Tags
ballet, creative writing, dance, dancer, dancers, fiction, flash fiction, memory, short story
she was once a famous dancer. in her brief time on the scene, she had only to rise onto pointe in second position, looking away in a show of disdain, and her steely resolve forbade you from looking at anyone or anything else. (such a moment was captured in a photo by edward weston hanging on the studio’s entryway wall.)
i knew her much later when she was white-haired and dragged a useless leg up a long staircase and across a dance floor to reach a throne of sorts from which she taught young children to dance but where she really dissuaded most from even trying.
in many ways she had become a parody: the cynical broken-down wretch who never got the acclaim she believed she so rightly deserved, and it had made her angry and vindictive, even to young children (like me). she had her favorites of course, the ones with beautiful quick feet, lovely elongated limbs, and a certain ineffable allure, but she ridiculed the rest of us who were lacking in such attributes.
it was customary to accept her verbal blows in silence, but one day an older girl, in her teens, new to the studio, snapped. she stomped up in a real fit of rage, and said, you think you’re special don’t you? well, listen, lady, you’re nothing special at all. that was the first time i saw her go quiet. no booming bitter laugh shook the room. no stinging retaliatory remarks spilled one after the other from her. there was silence. complete silence. but the girl’s words had hit their mark for an expression i’d never seen on her before flit across her face: an expression of deep hurt.
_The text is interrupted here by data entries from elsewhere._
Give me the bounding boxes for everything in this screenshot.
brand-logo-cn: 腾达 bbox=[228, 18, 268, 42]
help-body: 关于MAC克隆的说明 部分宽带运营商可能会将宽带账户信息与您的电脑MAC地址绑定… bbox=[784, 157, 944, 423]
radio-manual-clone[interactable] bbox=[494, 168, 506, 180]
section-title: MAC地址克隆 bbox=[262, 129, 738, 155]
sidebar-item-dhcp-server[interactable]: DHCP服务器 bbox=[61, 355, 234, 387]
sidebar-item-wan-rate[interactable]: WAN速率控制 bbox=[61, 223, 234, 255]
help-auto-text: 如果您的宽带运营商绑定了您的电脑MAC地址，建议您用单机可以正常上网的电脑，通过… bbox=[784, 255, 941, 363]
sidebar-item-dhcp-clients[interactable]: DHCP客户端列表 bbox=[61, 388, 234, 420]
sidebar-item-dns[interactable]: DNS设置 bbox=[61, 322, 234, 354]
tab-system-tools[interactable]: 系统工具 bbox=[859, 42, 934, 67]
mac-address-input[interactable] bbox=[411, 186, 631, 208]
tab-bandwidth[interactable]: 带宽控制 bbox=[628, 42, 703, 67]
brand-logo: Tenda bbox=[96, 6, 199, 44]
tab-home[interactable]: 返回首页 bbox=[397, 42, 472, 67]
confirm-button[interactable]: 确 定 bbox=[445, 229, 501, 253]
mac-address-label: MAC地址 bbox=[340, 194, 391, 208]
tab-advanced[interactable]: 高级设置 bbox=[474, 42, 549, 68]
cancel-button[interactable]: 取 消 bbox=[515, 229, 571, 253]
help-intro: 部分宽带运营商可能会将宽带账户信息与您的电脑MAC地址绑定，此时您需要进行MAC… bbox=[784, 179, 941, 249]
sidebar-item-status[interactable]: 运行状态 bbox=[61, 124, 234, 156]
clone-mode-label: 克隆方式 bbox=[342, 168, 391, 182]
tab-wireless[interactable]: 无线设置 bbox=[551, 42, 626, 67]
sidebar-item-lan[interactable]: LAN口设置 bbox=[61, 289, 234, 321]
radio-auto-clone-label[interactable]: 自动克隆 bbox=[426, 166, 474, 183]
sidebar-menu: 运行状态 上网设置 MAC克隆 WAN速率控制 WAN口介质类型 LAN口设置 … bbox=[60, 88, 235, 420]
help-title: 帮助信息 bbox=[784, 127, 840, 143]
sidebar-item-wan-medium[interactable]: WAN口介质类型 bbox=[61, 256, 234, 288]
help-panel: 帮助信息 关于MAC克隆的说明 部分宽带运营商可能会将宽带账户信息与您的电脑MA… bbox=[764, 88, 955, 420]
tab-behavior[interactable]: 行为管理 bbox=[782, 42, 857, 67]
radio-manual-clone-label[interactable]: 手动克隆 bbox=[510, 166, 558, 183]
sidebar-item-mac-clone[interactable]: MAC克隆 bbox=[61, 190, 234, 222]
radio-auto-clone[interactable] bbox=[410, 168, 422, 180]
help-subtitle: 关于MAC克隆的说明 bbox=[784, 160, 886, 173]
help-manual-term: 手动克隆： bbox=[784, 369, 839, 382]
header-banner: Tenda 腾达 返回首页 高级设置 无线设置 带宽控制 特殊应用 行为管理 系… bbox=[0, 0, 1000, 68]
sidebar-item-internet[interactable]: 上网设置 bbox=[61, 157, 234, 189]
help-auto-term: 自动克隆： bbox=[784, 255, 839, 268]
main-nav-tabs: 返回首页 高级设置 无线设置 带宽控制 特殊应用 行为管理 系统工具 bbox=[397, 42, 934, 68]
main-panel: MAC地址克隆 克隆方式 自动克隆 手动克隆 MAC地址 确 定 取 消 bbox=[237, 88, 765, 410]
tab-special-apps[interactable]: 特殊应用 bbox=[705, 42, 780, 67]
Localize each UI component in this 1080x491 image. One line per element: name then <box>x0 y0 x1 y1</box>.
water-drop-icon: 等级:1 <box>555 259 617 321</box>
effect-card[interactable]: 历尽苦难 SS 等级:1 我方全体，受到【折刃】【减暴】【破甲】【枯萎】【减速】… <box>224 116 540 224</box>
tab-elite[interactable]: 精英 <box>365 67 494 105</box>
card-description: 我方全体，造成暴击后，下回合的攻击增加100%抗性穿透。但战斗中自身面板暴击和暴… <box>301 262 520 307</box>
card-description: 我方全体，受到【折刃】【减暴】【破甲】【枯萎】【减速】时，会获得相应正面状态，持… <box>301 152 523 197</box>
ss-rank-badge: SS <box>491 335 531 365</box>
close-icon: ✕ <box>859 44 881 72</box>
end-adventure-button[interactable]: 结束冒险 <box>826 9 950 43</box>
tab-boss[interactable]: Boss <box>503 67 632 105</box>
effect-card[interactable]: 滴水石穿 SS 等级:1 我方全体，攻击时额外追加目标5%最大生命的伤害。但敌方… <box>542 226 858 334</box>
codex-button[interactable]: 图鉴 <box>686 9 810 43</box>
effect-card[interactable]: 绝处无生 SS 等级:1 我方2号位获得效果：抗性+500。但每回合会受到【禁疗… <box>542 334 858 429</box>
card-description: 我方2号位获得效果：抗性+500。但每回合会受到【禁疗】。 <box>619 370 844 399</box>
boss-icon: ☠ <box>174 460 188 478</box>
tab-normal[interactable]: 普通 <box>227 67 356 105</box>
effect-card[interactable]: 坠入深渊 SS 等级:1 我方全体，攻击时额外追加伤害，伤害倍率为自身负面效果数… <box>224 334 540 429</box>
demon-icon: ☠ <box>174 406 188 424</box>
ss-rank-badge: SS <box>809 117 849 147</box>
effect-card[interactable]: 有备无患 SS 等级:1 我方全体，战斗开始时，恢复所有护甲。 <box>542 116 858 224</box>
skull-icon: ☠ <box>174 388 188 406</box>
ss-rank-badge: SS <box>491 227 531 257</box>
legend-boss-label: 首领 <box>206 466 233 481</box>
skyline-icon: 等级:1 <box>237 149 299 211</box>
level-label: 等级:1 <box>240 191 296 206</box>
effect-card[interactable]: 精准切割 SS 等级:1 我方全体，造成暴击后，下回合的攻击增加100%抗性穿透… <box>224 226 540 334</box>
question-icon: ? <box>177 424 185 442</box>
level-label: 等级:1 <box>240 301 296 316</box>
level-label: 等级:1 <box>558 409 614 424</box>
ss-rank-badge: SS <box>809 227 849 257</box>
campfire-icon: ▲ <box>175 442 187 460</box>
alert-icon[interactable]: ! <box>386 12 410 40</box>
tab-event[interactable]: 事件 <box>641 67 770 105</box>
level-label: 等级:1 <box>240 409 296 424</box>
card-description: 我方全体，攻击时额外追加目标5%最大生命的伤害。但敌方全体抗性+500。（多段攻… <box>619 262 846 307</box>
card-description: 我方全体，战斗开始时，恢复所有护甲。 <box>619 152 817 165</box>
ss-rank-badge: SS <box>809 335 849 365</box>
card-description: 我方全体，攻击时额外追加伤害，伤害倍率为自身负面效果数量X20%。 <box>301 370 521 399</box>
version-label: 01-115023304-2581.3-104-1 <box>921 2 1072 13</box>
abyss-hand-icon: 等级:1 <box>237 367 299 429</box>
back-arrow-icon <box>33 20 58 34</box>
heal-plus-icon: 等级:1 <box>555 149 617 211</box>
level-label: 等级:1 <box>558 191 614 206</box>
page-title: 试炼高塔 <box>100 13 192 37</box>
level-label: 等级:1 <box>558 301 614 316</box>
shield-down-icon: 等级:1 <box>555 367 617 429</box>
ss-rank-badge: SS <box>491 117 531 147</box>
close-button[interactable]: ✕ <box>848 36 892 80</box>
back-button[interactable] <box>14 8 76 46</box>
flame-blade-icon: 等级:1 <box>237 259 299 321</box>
it’s been years since i knew her. years since she passed away. years since her name dropped off the lists of dance greats, but i for one still think of her now and then. i remember how she would sometimes demonstrate for us the way a movement should be done (all the while rooted in her seat against the mirror). she would sweep her delicate arms to the side, buoyed with an emotion that seemed to lift her off the chair, or she would raise her arms to form a rounded frame above her head, reminiscent of the likes of pavlova or nijinsky, artistically pleasing and spiritual at once. in those moments, her gruffness would dissolve, as if by magic, to be replaced by the gentleness of the young dancer within.
at such times, i realized the dance had never left her. it had remained inside as breath itself. and even though i was never one of her favorites, this understanding, this revelation, is something i cherish to this day.